BSH’s Kington asserts that smart diagnostic tools are “the future of the industry”, adding value to the consumer experience by saving time and money, extending appliance lifetime, reducing engineer call-outs, and providing tips on efficient appliance use.
Currently, BSH focuses on guided assistance via the Home Connect app giving access to self-help support, manuals and its contact centre, but Kington says that in future, these diagnostic tools will go further by improving first-time fixes and predicting faults before they occur.
This, he says, will ensure that engineers are sent to more complex call-outs and that smaller issues are fixed quickly and remotely.
Scandinavian appliance brand Asko also places importance on smart diagnostics and Jessica Rhodes, product & marketing manager, believes this will become a clear focus and more important, in the near future.
“With smart diagnostics, we can assist the consumer quickly by examining the appliance data and remotely controlling the appliance for troubleshooting,” she says. “We can also alert the consumer before a possible issue arises, making life a lot easier. Furthermore, we will provide preventive maintenance features so the consumer can keep their appliance in good condition and detect potential issues before they turn into more serious ones. This will decrease downtime, but also increase the durability of the solution and lower the environmental impact with fewer service visits by car.”

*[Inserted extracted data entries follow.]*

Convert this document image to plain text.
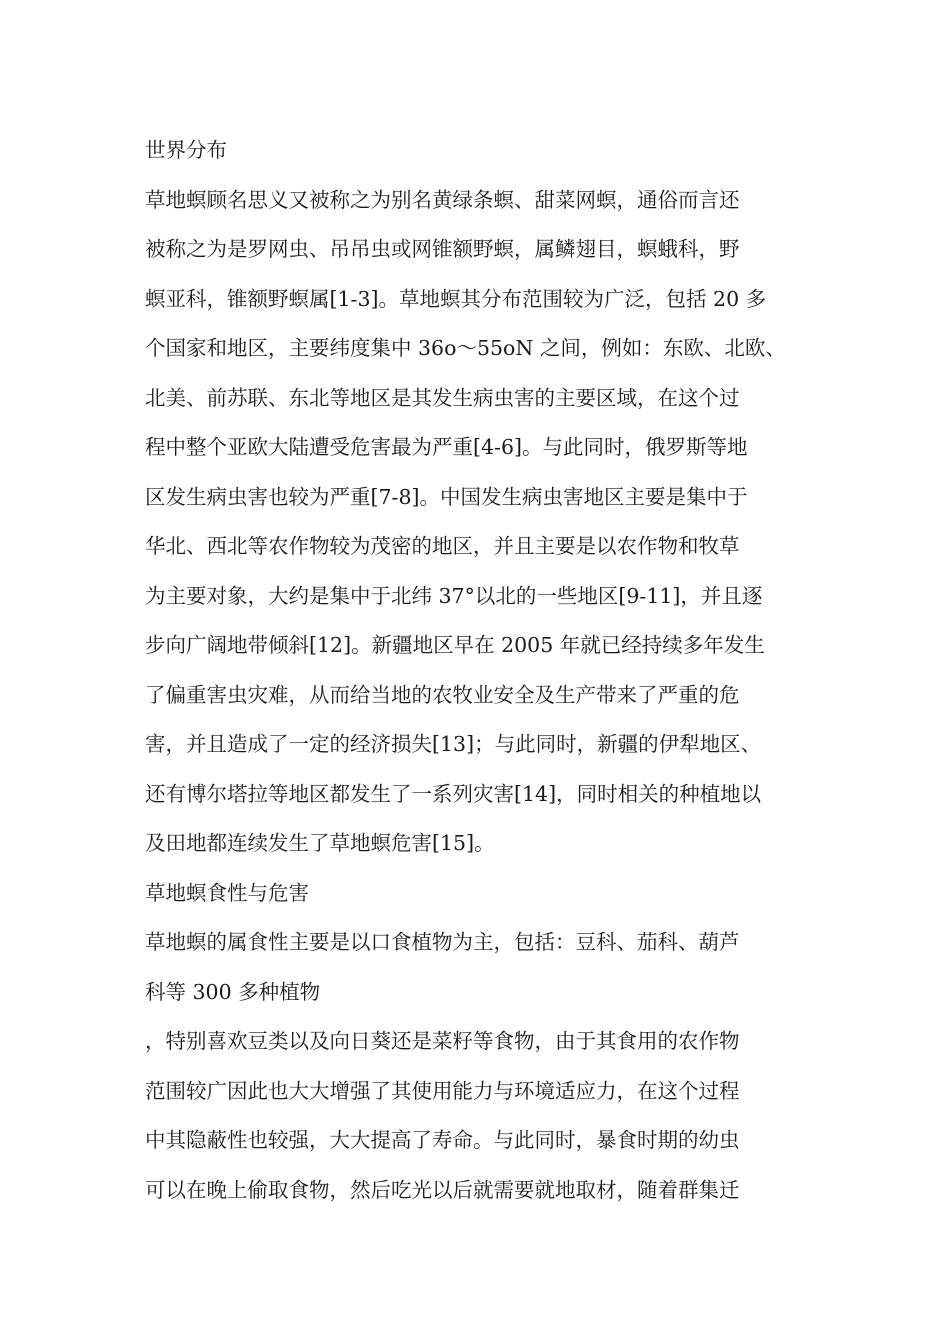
世界分布
草地螟顾名思义又被称之为别名黄绿条螟、甜菜网螟，通俗而言还
被称之为是罗网虫、吊吊虫或网锥额野螟，属鳞翅目，螟蛾科，野
螟亚科，锥额野螟属[1-3]。草地螟其分布范围较为广泛，包括 20 多
个国家和地区，主要纬度集中 36o～55oN 之间，例如：东欧、北欧、
北美、前苏联、东北等地区是其发生病虫害的主要区域，在这个过
程中整个亚欧大陆遭受危害最为严重[4-6]。与此同时，俄罗斯等地
区发生病虫害也较为严重[7-8]。中国发生病虫害地区主要是集中于
华北、西北等农作物较为茂密的地区，并且主要是以农作物和牧草
为主要对象，大约是集中于北纬 37°以北的一些地区[9-11]，并且逐
步向广阔地带倾斜[12]。新疆地区早在 2005 年就已经持续多年发生
了偏重害虫灾难，从而给当地的农牧业安全及生产带来了严重的危
害，并且造成了一定的经济损失[13]；与此同时，新疆的伊犁地区、
还有博尔塔拉等地区都发生了一系列灾害[14]，同时相关的种植地以
及田地都连续发生了草地螟危害[15]。
草地螟食性与危害
草地螟的属食性主要是以口食植物为主，包括：豆科、茄科、葫芦
科等 300 多种植物
，特别喜欢豆类以及向日葵还是菜籽等食物，由于其食用的农作物
范围较广因此也大大增强了其使用能力与环境适应力，在这个过程
中其隐蔽性也较强，大大提高了寿命。与此同时，暴食时期的幼虫
可以在晚上偷取食物，然后吃光以后就需要就地取材，随着群集迁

The ultimate key to selling connected appliances in 2023 and beyond will be with retailers and the way that they demonstrate functionality and educate the consumer on the benefits and the ease of use, because, as LG’s Palmer notes, “much of the language of this category does not lend itself to mass consumer understanding”.
He adds: “Retailers must be up to date with the latest appliances within the range and how various functions differ from one another and how each one is beneficial to ensure the consumer makes the right choice that will meet their needs when they make their purchase.”
BSH’s Kington adds: “Sharing real-life use cases and understanding the needs of individual consumers are crucial in helping them make the right decision on an appliance that will continue to make their lives easier day-to-day.
“For example, consumers may not understand the value of ‘dishwasher tablet auto-replen ishment’, but they will understand the pain point of going to start their dishwasher and realising they have no tablets left. Therefore, they can start to understand the value of never having to think about buying dishwasher tabs, with Home Connect automating that process.”